Zou het niet zinvoller zijn, vraag ik me af, als leerlingen een Nederlandse vertaling van Albert Camus’ L’étranger mochten lezen, en op die manier toch kennismaken met een grote Franse schrijver, in plaats van een Franstalig stripboek dat ze dankzij de plaatjes net kunnen volgen? Op dit moment kun je in Nederland een vwo-diploma bemachtigen zonder ooit één uitheems literair werk open te slaan. Kafka en Dostojevski krijgen hooguit een enkel paragraafje in het literatuurboek. Aan de Grote Na-Oorlogse Drie ontkomt daarentegen niemand, evenmin als aan Achterberg en Multatuli.
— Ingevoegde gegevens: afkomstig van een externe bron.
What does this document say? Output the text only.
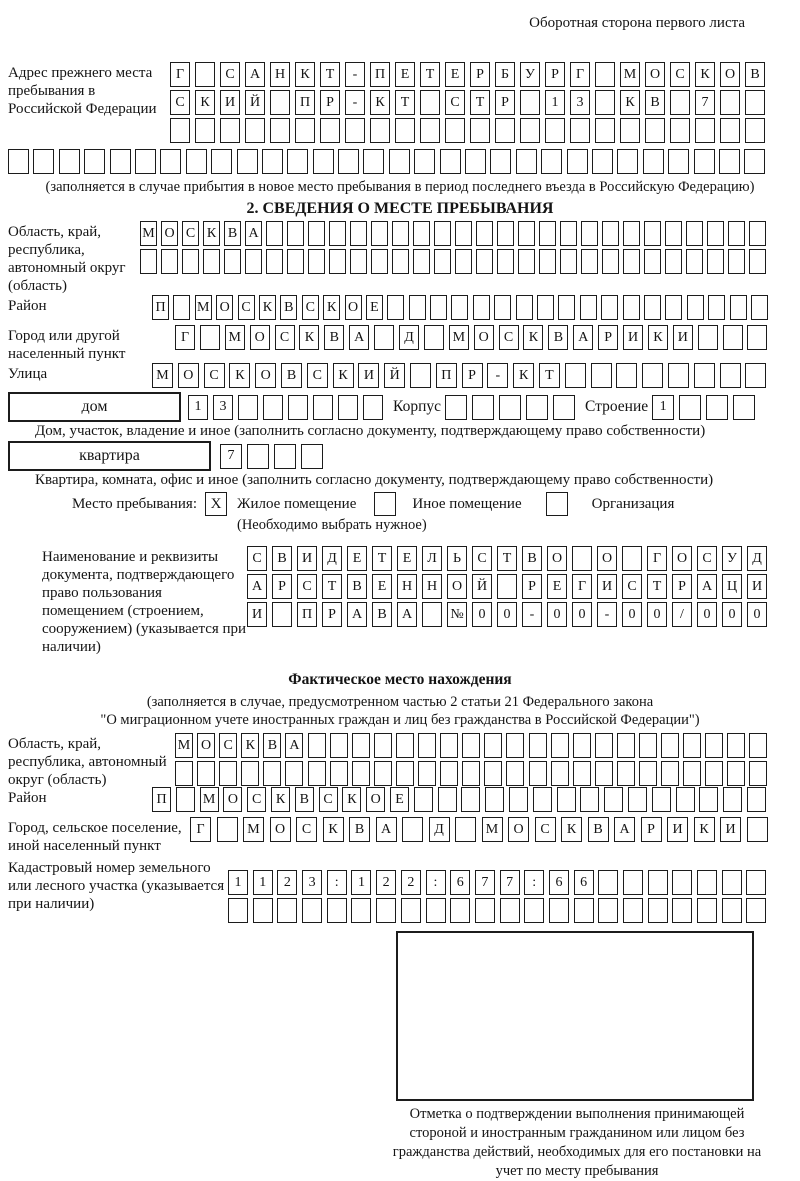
Оборотная сторона первого листа
Адрес прежнего места пребывания в Российской Федерации
Г	С	А	Н	К	Т	-	П	Е	Т	Е	Р	Б	У	Р	Г	М О	С	К	О	В
С	К	И	Й	П	Р	-	К	Т	С	Т	Р	1	3	К	В	7
(заполняется в случае прибытия в новое место пребывания в период последнего въезда в Российскую Федерацию)
2. СВЕДЕНИЯ О МЕСТЕ ПРЕБЫВАНИЯ
Область, край, республика, автономный округ (область)
М О С К В А
Район	П М О С К В С К О Е
Город или другой населенный пункт
Г	М О	С	К	В	А	Д	М О	С	К	В	А	Р	И	К	И
Улица	М	О	С	К	О	В	С	К	И	Й	П	Р	-	К	Т
дом	1	3	Корпус	Строение 1
Дом, участок, владение и иное (заполнить согласно документу, подтверждающему право собственности)
квартира	7
Квартира, комната, офис и иное (заполнить согласно документу, подтверждающему право собственности)
Место пребывания: X	Жилое помещение	Иное помещение	Организация
(Необходимо выбрать нужное)
Наименование и реквизиты документа, подтверждающего право пользования помещением (строением, сооружением) (указывается при наличии)
С	В	И	Д	Е	Т	Е	Л	Ь	С	Т	В	О	О	Г	О	С	У	Д
А	Р	С	Т	В	Е	Н	Н	О	Й	Р	Е	Г	И	С	Т	Р	А	Ц	И
И	П	Р	А	В	А	№	0	0	-	0	0	-	0	0	/	0	0	0
Фактическое место нахождения
(заполняется в случае, предусмотренном частью 2 статьи 21 Федерального закона
"О миграционном учете иностранных граждан и лиц без гражданства в Российской Федерации")
Область, край, республика, автономный округ (область)
М О С К В А
Район	П	М О	С	К	В	С	К	О	Е
Город, сельское поселение, иной населенный пункт
Г	М	О	С	К	В	А	Д	М	О	С	К	В	А	Р	И	К	И
Кадастровый номер земельного или лесного участка (указывается при наличии)
1	1	2	3	:	1	2	2	:	6	7	7	:	6	6
Отметка о подтверждении выполнения принимающей стороной и иностранным гражданином или лицом без гражданства действий, необходимых для его постановки на учет по месту пребывания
Deze ongelijkheid kan alleen blijven bestaan omdat wij, voor zo’n kleine taal, een enorme literaire pet van onszelf op hebben. Ter vergelijking: je zou eens een cursus Filmgeschiedenis moeten geven en alleen maar Nederlandse films behandelen. De tijdloze meesterwerken van Bert Haanstra, Fons Rademakers, Paul Verhoeven, Paula van der Oest, Mike van Diem en Dick Maas analyseer je uitgebreid. En misschien, als je tijd overhoudt, noem je Keaton, Hitchcock en Kubrick nog even. Of een dergelijke cursus recht doet aan de werkelijke verhoudingen, laat ik graag aan de lezer over. Wie weet, met Martin Bosma als cursusleider zou het resultaat er best eens in de buurt kunnen zitten. En Bosma is de bolleboos van de op twee na grootste partij van ons land.